POLÍCIA MILITAR – Em entrevista ao Negocião, Cap PM Lucas Viol Franciscon, Cmt da 1ª Cia do 31º BPM/I afirma que o tráfico de drogas é considerado um delito de extrema gravidade pelo potencial lesivo que causa à Sociedade. “Suas consequências negativas atingem diretamente não só os usuários de entorpecentes, mas também suas respectivas famílias, gerando ainda diversos outros crimes associados à traficância, como furtos, roubos e homicídios, impactando diretamente na tranquilidade e na ordem pública”.

 

Cap PM Lucas Viol Franciscon, Cmt da 1ª Cia do 31º BPM/I (Imagem de arquivo)

 

Capitão Viol destaca que no primeiro semestre de 2021, a Polícia Militar de Ourinhos realizou 114 (cento e catorze) flagrantes de tráfico de drogas e associação ao tráfico, 128 (cento e vinte e oito) pessoas foram presas, e mais de 45 Kg (quarenta e cinco quilos) de drogas foram apreendidas.

O Capitão conta ainda que a Polícia Militar estimula a sociedade denunciar toda e qualquer ação criminosa, colaborando efetivamente com a preservação da ordem e tranquilidade pública.

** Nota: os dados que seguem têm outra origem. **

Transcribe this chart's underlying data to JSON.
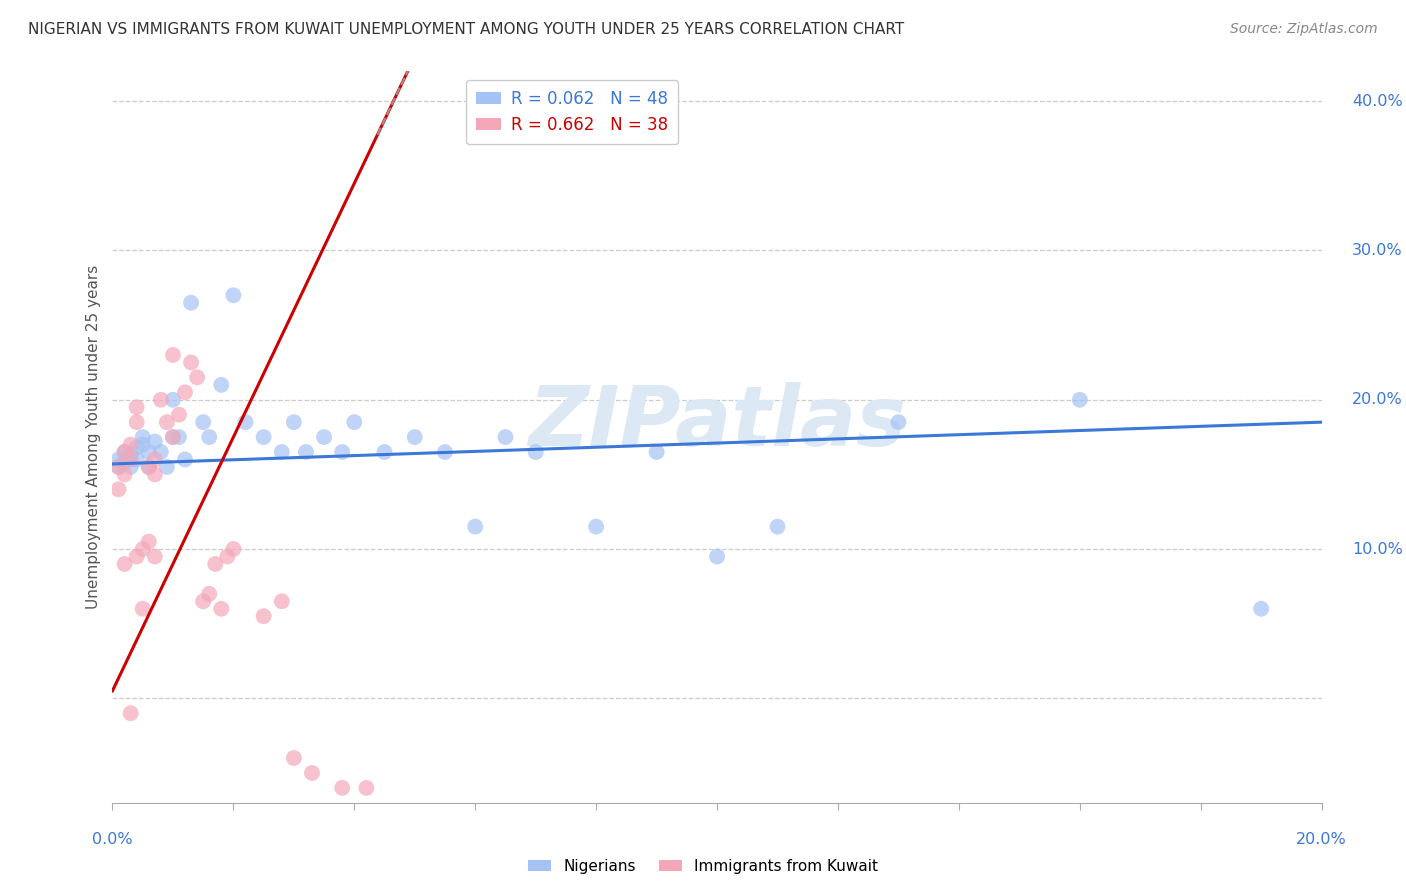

Para tanto, denúncias podem ser feitas por meio do telefone de Emergência da Polícia Militar 190, pelo Disque Denúncia da Secretaria de Segurança Pública do Estado de São Paulo pelo telefone 181 ou por outros canais de comunicação disponibilizados pela Polícia Militar, como o aplicativo WhatsApp, um novo canal de comunicação o qual está vinculado ao número (14) 99793-6237.

O App tem como finalidade facilitar ainda mais o contato entre a PM e os cidadãos da região de Ourinhos para questões ou fatos não emergenciais e não urgentes. Porém, situações que demandam imediata resposta das Unidades de Serviço da Polícia Militar devem ser acionadas somente via telefone de emergência 190.

Dentre os assuntos que podem ser comunicados pelo aplicativo WhastApp, podemos citar demandas dos Programas Vizinhança Solidária e Vizinhança Solidária Escolar, fotos e informações de pessoas desaparecidas, condutas irregulares referentes à trânsito, com infrações, denúncias de tráfico de drogas, com a possibilidade inclusive de envio de arquivos de áudio, fotos e vídeos. No caso de denúncias criminais, será mantido o anonimato do denunciante, não havendo qualquer exposição de seus dados.